ATD Blog
Tue Jul 10 2012
(From PRNewswire) -- As global organizations grapple with a more technologically intensive and complex agenda, fissures in traditional approaches to talent management and leadership development are increasingly visible. This was a key theme that emerged at ON Talent, an invitation-only discussion hosted at Deloitte University where leading names in talent argued that the prevailing models of talent development no longer hold. New models like the corporate lattice that are better attuned to the times must be adopted or the risk of HR becoming less relevant is high.
"The system is broken," said Annmarie Neal, founder of the Center for Leadership Innovation. "If the economic models of the last era of business won't translate to today's environment, why would our organizational and talent models translate? In fact, the way we have traditionally approached talent can be an impediment in the 21st century."
ON Talent explored the future of talent in a post-digital environment, where technology, cloud, social, analytics, mobile, and cyber-security are embedded in the workplace and long-standing assumptions are being challenged.
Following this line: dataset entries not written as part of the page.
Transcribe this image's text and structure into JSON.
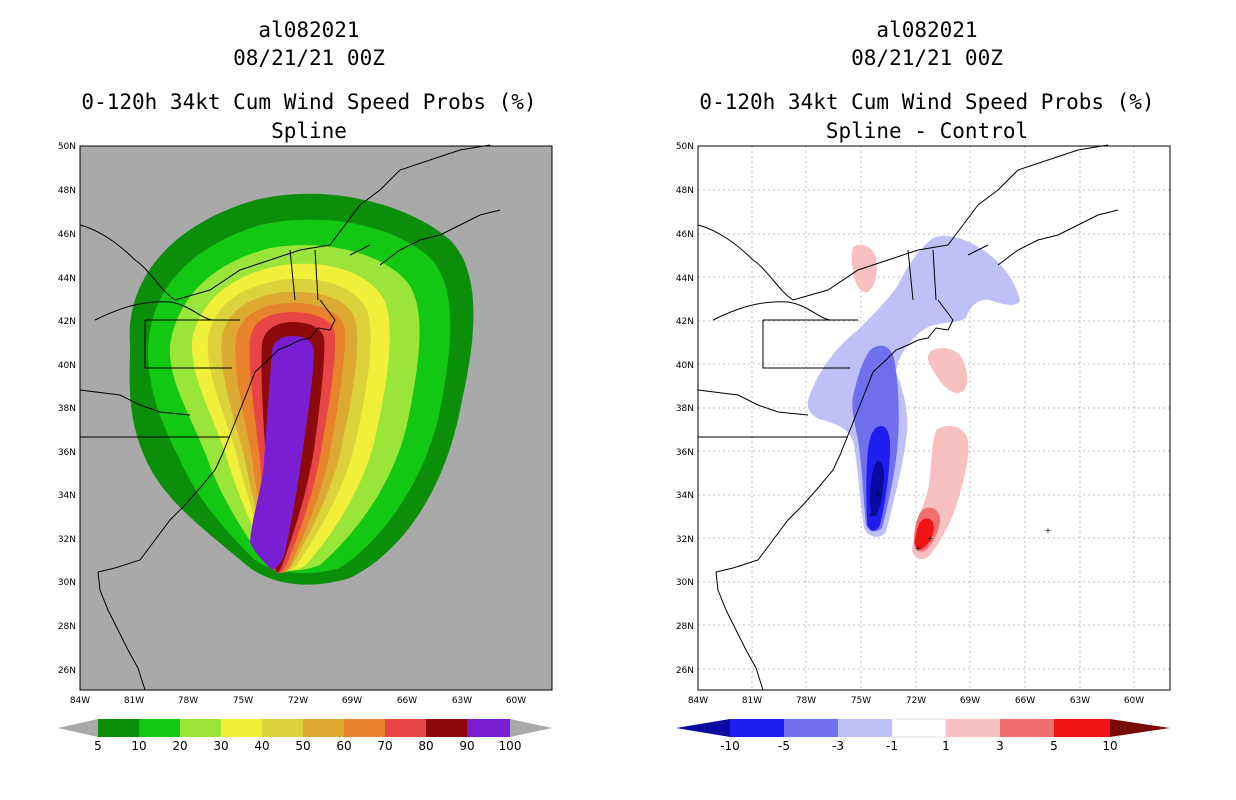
{
  "left": {
    "title_storm": "al082021",
    "title_date": "08/21/21 00Z",
    "title_product": "0-120h 34kt Cum Wind Speed Probs (%)",
    "title_method": "Spline",
    "lat_labels": [
      "50N",
      "48N",
      "46N",
      "44N",
      "42N",
      "40N",
      "38N",
      "36N",
      "34N",
      "32N",
      "30N",
      "28N",
      "26N"
    ],
    "lon_labels": [
      "84W",
      "81W",
      "78W",
      "75W",
      "72W",
      "69W",
      "66W",
      "63W",
      "60W"
    ],
    "colorbar": {
      "colors": [
        "#0b8f0b",
        "#12c812",
        "#9be53a",
        "#f0f03a",
        "#dcd23c",
        "#dcaa32",
        "#e8822c",
        "#e84646",
        "#8c0a0a",
        "#7a1ed2"
      ],
      "labels": [
        "5",
        "10",
        "20",
        "30",
        "40",
        "50",
        "60",
        "70",
        "80",
        "90",
        "100"
      ]
    }
  },
  "right": {
    "title_storm": "al082021",
    "title_date": "08/21/21 00Z",
    "title_product": "0-120h 34kt Cum Wind Speed Probs (%)",
    "title_method": "Spline - Control",
    "lat_labels": [
      "50N",
      "48N",
      "46N",
      "44N",
      "42N",
      "40N",
      "38N",
      "36N",
      "34N",
      "32N",
      "30N",
      "28N",
      "26N"
    ],
    "lon_labels": [
      "84W",
      "81W",
      "78W",
      "75W",
      "72W",
      "69W",
      "66W",
      "63W",
      "60W"
    ],
    "colorbar": {
      "colors": [
        "#0a0aa0",
        "#1e1ef0",
        "#7070ee",
        "#c0c0f8",
        "#ffffff",
        "#f8c0c0",
        "#f07070",
        "#f01414",
        "#780a0a"
      ],
      "labels": [
        "-10",
        "-5",
        "-3",
        "-1",
        "1",
        "3",
        "5",
        "10"
      ]
    }
  }
}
The conversations included deep-dive discussions on the following themes:
The changing social contract between employee and employer
How new technology is changing the way employees connect, work and generate high performance
The imperative to augment "gut judgments" with analytics
"It is clear that we need to re-evaluate and recalibrate much of our approach to talent and leadership as a result of the new business dynamics, social changes and the work styles of today's global employees," said Jeff Schwartz, principal, Deloitte Consulting LLP and ON Talent chair. "The perspectives brought forth at ON Talent will help to identify new strategies for a world transformed by technology, the human cloud, mobile and social media."